I am developing an MP3 & ACELP decoder for the M0+ so a LOT of CLZ instructions will be carried out. I found this unusual approach on just 1 site. Currently I am testing to find which byte of the 32 bits the leading zero is in and then using a table. The ARM v6 allows PC-relative addressing but I need to put it in-line. To that end, the core has a zero-page like the old 8-bit days. An immediate 8-bit value so I can shave off a cycle but I really don’t want to waste this as the cycle-saver because multiple other, smaller tables are more efficient.

function mssb30(x)

{

var C = b(’00 100000 100000 100000 100000 100000′);

// Check whether the high bit of each block is set.

var y1 = x & C;

// Check whether the lower bits of each block is set.

var y2 = ~(C – (x & ~C)) & C;

var y = y1 | y2;

// Shift the result bits down to the lowest 5 bits.

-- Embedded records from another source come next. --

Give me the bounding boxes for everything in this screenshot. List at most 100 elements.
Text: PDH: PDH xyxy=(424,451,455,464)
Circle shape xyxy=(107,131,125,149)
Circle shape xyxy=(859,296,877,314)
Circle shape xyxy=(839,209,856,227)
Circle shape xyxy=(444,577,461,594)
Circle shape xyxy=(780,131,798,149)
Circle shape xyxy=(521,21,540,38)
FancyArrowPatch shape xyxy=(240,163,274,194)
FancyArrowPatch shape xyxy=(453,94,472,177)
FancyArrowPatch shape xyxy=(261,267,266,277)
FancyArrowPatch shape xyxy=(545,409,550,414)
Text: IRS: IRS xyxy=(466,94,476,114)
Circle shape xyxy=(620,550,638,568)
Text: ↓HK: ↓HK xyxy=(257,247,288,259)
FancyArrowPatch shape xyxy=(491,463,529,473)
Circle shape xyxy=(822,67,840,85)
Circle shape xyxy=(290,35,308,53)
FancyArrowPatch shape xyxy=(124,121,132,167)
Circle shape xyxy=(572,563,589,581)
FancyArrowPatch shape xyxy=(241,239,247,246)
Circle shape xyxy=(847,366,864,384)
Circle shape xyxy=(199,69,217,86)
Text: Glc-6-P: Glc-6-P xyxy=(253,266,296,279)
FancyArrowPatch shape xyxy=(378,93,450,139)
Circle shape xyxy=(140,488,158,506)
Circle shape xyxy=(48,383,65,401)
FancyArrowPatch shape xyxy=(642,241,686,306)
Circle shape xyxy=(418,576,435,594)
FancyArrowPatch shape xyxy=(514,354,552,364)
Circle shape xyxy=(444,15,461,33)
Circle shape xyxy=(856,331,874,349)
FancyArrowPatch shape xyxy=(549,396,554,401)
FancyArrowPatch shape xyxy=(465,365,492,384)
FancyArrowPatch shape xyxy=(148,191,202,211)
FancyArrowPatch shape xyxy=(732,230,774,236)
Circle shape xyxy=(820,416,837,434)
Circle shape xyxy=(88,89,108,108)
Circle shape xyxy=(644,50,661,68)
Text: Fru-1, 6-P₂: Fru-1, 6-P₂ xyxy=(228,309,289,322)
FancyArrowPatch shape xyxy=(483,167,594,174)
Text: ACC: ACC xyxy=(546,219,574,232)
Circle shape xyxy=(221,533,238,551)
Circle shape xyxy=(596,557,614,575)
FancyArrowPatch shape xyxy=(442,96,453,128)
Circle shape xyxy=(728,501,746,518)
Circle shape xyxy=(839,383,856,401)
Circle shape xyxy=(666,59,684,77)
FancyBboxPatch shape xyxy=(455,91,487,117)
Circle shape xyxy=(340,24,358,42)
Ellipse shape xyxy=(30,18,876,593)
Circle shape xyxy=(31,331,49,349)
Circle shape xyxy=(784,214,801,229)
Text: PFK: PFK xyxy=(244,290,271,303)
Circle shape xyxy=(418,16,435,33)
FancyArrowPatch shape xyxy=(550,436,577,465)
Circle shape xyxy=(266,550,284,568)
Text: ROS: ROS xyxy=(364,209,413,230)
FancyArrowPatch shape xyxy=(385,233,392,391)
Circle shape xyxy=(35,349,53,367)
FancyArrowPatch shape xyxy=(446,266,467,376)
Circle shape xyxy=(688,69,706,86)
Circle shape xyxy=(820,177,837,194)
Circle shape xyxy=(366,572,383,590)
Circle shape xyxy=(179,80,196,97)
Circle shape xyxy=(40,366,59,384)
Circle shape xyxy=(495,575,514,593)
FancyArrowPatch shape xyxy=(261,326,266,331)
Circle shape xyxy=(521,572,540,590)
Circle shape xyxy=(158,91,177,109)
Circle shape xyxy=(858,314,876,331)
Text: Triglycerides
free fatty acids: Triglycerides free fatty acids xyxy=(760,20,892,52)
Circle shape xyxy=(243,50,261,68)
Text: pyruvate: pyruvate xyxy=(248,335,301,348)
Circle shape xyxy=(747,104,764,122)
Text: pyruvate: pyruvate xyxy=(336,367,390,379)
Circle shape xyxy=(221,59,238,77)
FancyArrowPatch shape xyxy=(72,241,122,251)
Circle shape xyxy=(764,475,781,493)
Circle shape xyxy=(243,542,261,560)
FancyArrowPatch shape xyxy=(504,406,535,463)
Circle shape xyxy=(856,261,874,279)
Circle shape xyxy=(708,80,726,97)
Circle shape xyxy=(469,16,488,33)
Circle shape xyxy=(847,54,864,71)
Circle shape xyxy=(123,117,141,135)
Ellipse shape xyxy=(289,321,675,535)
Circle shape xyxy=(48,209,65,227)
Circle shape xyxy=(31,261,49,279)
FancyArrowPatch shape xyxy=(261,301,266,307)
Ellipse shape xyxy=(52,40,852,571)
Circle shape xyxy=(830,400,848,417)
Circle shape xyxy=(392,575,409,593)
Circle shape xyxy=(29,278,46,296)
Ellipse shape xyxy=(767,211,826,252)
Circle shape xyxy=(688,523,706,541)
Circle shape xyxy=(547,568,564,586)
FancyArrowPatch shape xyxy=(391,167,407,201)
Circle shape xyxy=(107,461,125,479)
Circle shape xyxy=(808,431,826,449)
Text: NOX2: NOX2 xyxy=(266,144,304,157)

var z = ((y >>> 5) * b(‘0000 10000 10000 10000 10000 10000000’)) >>> 27;

// Compute the bit index of the most significant set block.

var b1 = 6 * mssb5(z);

// Compute the most significant set bit inside the most significant

// set block.

var b2 = mssb6((x >>> b1) & b(‘111111’));

return b1 + b2;

}

function mssb32(x)

{

// Check the high duplet and fall back to mssb30 if it’s not set.

var h = x >>> 30;

return h ? (30 + mssb5(h)) : mssb30(x);

}

As you can see, no tables. Now the CPU I’m using can conveniently place a few constants on it’s zero-page but constantly rewriting to accommodate the evolving optimizations is a pain so I’m going to give it a try. The 80×86 has a relatively low number of registers but is very optimized for speculative execution so in that case it may be faster if it IS a subroutine.

For me, an extra 6 cycles for a 14 cycle routine (call & return) isn’t so useful. Other cores will likely fall in between the two. On more powerful ARM cores, it is ideal for placing in the TCM (Tightly Coupled Memory).